This section is from the book "Time Out for Living", by Ernest DeAlton Partridge and Catherine Mooney. Also available from Amazon: Time Out for Living.
Robinson Crusoe had to work nearly all the time in order to keep alive. His method of getting food was necessarily so crude that it took him a large part of his waking hours to keep from being hungry. In order to get a new pair of shoes he had to kill an animal, laboriously turn its skin into leather, and cut and fashion some kind of makeshift footwear. He had to raise and store his food, make his own clothing, and even design his odd umbrella. He probably enjoyed working because he had nothing else to do. In his leisure time he seems to have had no other amusement than talking to his parrot.
His story seems to be a sad one, yet we gather from the famous book that Crusoe really enjoyed life. He had to figure out ways of doing things. Then, too, he was his own master. He could do what he wanted whenever he wished; but the penalty he paid for his leisure and perfect independence was that the only thing he could do when his chores were done was talk with his parrot. He led a solitary life.
Like Crusoe, our remote ancestors gave up a solitary way of living as soon as they could, and came together in tribes. Probably it would be more correct to say our ancestors never lived a solitary or lonely life. Even animals flock together. Our ancestors were more intelligent than the animals and so they divided the work of the tribe among its members. For example, someone probably spent most of his time watching for the approach of an enemy. Even some of the less fierce animals, the herbivorous groups, protect themselves in this way. When the herd is eating grass, one member will stand guard to give warning of an approaching lion, tiger, or other carnivorous animal. In the same way our ancestors probably made standing guard one of the first divisions of labor, one of the first professional occupations. They little realized that these guardians would eventually become so powerful that they would turn some of the tribe of free cave men into slaves. But this they did. Modern dictators resemble them in this respect.
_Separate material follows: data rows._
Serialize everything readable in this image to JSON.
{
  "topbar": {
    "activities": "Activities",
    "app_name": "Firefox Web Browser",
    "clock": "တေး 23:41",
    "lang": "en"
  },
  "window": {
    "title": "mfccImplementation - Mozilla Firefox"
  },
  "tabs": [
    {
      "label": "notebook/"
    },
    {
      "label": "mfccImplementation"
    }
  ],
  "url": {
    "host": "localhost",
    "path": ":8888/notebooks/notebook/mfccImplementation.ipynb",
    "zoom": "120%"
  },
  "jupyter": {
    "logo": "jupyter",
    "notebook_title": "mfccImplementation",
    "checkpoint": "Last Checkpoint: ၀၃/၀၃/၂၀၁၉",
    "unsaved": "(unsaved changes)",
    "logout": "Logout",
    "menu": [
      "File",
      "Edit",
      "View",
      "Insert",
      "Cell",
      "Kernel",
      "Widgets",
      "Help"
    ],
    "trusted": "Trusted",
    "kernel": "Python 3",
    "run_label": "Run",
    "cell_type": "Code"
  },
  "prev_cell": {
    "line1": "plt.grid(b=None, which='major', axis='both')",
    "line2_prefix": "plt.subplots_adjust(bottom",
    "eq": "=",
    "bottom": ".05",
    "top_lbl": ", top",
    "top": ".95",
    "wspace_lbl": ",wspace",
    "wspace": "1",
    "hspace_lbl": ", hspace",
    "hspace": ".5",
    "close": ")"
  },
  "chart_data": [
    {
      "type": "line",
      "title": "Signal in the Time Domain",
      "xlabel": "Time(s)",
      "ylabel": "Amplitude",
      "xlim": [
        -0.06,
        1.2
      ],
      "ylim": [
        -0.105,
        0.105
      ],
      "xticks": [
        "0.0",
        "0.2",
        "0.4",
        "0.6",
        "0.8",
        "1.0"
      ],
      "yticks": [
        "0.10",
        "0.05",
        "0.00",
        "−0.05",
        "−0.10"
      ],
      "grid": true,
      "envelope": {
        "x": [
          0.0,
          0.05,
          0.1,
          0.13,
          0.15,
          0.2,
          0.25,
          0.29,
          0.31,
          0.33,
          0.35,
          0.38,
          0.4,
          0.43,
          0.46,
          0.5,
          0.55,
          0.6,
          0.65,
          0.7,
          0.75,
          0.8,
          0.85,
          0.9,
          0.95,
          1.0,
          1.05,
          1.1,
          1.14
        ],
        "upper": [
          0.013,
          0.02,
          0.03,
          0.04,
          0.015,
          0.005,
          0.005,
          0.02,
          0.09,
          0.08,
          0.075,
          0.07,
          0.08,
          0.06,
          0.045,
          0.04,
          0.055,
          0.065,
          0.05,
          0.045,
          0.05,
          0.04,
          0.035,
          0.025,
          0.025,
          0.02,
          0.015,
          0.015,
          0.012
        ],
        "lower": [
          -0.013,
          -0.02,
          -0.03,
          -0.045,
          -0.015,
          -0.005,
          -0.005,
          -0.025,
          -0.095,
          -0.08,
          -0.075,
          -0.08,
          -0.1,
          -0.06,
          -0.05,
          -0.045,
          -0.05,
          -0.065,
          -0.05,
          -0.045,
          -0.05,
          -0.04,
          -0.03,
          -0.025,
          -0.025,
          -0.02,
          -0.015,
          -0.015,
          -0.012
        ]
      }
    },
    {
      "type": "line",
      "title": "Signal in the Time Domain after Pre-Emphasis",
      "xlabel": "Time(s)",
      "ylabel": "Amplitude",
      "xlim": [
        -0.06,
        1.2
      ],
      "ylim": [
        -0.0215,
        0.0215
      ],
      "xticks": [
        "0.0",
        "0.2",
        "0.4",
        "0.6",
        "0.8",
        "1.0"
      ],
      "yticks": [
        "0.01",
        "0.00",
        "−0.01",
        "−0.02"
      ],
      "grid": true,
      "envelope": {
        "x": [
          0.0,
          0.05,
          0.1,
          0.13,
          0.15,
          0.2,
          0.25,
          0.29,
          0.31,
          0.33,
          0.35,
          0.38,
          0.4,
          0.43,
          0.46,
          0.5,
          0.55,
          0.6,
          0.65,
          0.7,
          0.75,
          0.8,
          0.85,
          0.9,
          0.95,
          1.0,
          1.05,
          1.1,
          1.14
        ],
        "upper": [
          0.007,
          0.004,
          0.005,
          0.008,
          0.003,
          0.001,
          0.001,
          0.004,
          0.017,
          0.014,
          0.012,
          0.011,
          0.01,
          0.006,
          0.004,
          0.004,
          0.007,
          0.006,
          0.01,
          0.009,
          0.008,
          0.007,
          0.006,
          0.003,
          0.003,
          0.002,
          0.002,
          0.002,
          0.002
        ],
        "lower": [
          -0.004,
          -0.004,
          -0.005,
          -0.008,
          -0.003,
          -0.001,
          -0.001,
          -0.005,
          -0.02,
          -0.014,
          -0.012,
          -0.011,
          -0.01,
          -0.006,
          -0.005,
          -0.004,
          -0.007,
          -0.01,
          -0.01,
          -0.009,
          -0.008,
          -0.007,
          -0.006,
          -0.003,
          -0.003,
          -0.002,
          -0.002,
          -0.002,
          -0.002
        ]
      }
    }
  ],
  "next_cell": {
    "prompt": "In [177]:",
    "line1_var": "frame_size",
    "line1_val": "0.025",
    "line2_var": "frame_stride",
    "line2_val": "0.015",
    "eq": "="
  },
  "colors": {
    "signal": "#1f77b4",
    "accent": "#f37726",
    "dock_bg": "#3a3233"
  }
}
Worlds without End. The Higher You Climb, the Farther Back Is the Horizon.
In the course of time our ancestors created other occupations besides standing guard. There are beautiful drawings in the caves of France and Spain which were made ten or twenty thousand years ago. They are so well done that even at that remote time persons who had artistic ability must have been allowed to devote much of their lives to the drawing of pictures.
We know that about five thousand years ago the people who lived on the shores of the Mediterranean began to make real progress in their way of living. More and more they divided the work of the community among its members. Some built houses, some farmed the land, and some became soldiers instead of sentinels. Now we have so many occupations - plumbing, engineering, storekecping, teaching, and so on - that we forgot there was a time when life was almost as simple and solitary as it was for Robinson Crusoe. The division of labor gave communities soldiers with spears, shields, and helmets. It gave them farmers, fishermen, and builders. Those who spent all their time designing and building houses became so expert that they constructed some wonderful buildings. Artists, who were fed and clothed so that they might devote all their time to painting pictures and carving statues, produced some works which we now treasure in our museums. During this time trade developed. At first, trade was carried on by barter. That is, an ax may have been exchanged for some wool, or a bag of salt for some grain. Later, money came into use.

Cave-man Drawings. Leisure made them possible.
We now think that the majority of the people in those days did not have any more leisure with this increase of civilization than they had had before. They were obliged to work from daylight to darkness, and when their chores were done they did not even have a parrot to talk to. In some respects the history of our ancestors has been tragic.
All of the members of the community did not live so hard a life. A few of the rich and powerful had leisure. The kings and governors lived in great buildings, guarded by soldiers, and had the best the country could produce.
As civilization developed, the amount of happiness of the few grew greater and, in many cases, the amount of happiness of the many grew smaller. The kings and governors, in order to seize land and wealth, would go to war. The poor people had to do the fighting. If the king was successful, he brought back captives and used them as slaves. If the enemy won, the people, if they were not killed, were taken away as slaves. So there began a new kind of life in our family history, when many men in Europe, especially those on the shores of the Mediterranean, were either slaveholders or slaves or so wretchedly poor that they were like slaves.

Houses of Early Lake Dwellers.
In time, cities grew up. Later, wealthy rulers made their cities beautiful. In the Roman Empire, marble temples were built. Stone-lined canals brought water to the cities from great distances. Beautiful columns and handsome round arches carried these canals, called aqueducts, over valleys. The Romans built thousands of miles of paved roads in the Mediterranean region and as far north in Europe as Scotland. Yet the majority of men and women had no time for fun - and leisure. Either they were slaves or they worked as hard as slaves. The uncivilized people on the islands in the Pacific Ocean were probably happier than the majority of the people who walked on Roman roads.
Then came the fall of Rome (476 a.d.). The collapse of the Roman Empire left in its wake poverty, misery, and ignorance.

A Roman Aqueduct. Few people had leisure in the days when this was built.